The isDynamicFunction() method implies the function can be evaluated only at query-start if it returns true. It will be pre-evaluated during planning only for batch mode. For streaming mode, it is equivalent to a non-deterministic function, because the query is executed continuously under the abstraction of a continuous query over dynamic tables, so the dynamic functions are also re-evaluated for each query execution, which is equivalent to per-record in the current implementation.

The isDynamicFunction method applies only to system functions.

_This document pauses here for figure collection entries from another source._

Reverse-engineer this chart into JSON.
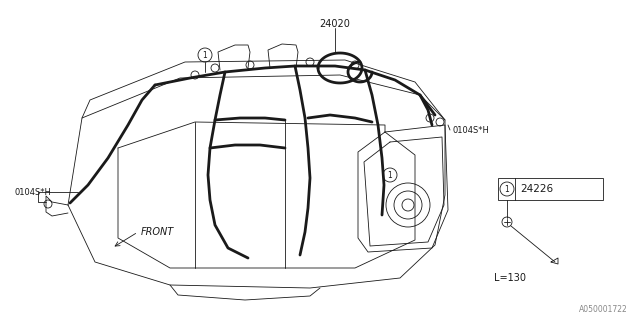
{
  "bg_color": "#ffffff",
  "line_color": "#1a1a1a",
  "thin_line": 0.6,
  "thick_line": 2.0,
  "label_24020": "24020",
  "label_0104SH_left": "0104S*H",
  "label_0104SH_right": "0104S*H",
  "label_24226": "24226",
  "label_L130": "L=130",
  "label_FRONT": "FRONT",
  "watermark": "A050001722",
  "circle_label": "1"
}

The following system functions are always non-deterministic, which means they are evaluated per-record during runtime, both in batch and streaming mode.

  • CURRENT_ROW_TIMESTAMP
  • RAND
  • RAND_INTEGER
  • UNIX_TIMESTAMP
  • UUID

The following system temporal functions are dynamic and are pre-evaluated during planning (query-start) for batch mode and evaluated per-record for streaming mode.

  • CURRENT_DATE
  • CURRENT_TIME
  • CURRENT_TIMESTAMP
  • LOCALTIME
  • LOCALTIMESTAMP
  • NOW

UDF regional availability

Flink UDFs are available in the following AWS regions.

  • ap-northeast-2
  • ap-south-1
  • ap-southeast-1
  • ap-southeast-2
  • ca-central-1
  • eu-central-1
  • eu-central-2
  • eu-west-1
  • eu-west-2
  • sa-east-1
  • us-east-1
  • us-east-2
  • us-west-2

UDF limitations

  • Confluent CLI version 4.13.0 or later is required.
  • External network calls from UDFs are not supported.
  • JDK 17 is the latest supported Java version for uploaded JAR files.
  • Each Flink statement can have no more than 10 UDFs.
  • Each organization/cloud/region/environment can have no more than 100 Flink artifacts.
  • The size limit of each artifact is 100 MB.
  • Aggregates are not supported.
  • Table aggregates are not supported.
  • Temporary functions are not supported.
  • The ALTER FUNCTION statement is not supported.
  • Vararg functions are not supported.
  • User-defined structured types are not supported.
  • Python is not supported.
  • Both inputs and outputs of the UDF have a row-size limit of 4MB.
  • Custom type inference is not supported.
  • Constant expression reduction is not supported.
  • The UDF feature is optimized for streaming processing, so the initial query may be slow, but after the initial query, a UDF runs with low latency.

UDF logging limitations

  • Public Kafka destinations only: Private networked cluster types aren’t supported as logging destinations.
  • Log4j logging only: External UDF loggers can be composed only with the Apache Log4j logging framework.
  • Burst rate to 1000/s: UDF logging supports up to 1000 log events per second for each UDF during a short burst of high activity. This helps to optimize performance and to reduce noise in logs. Events that exceed the maximum rate are dropped.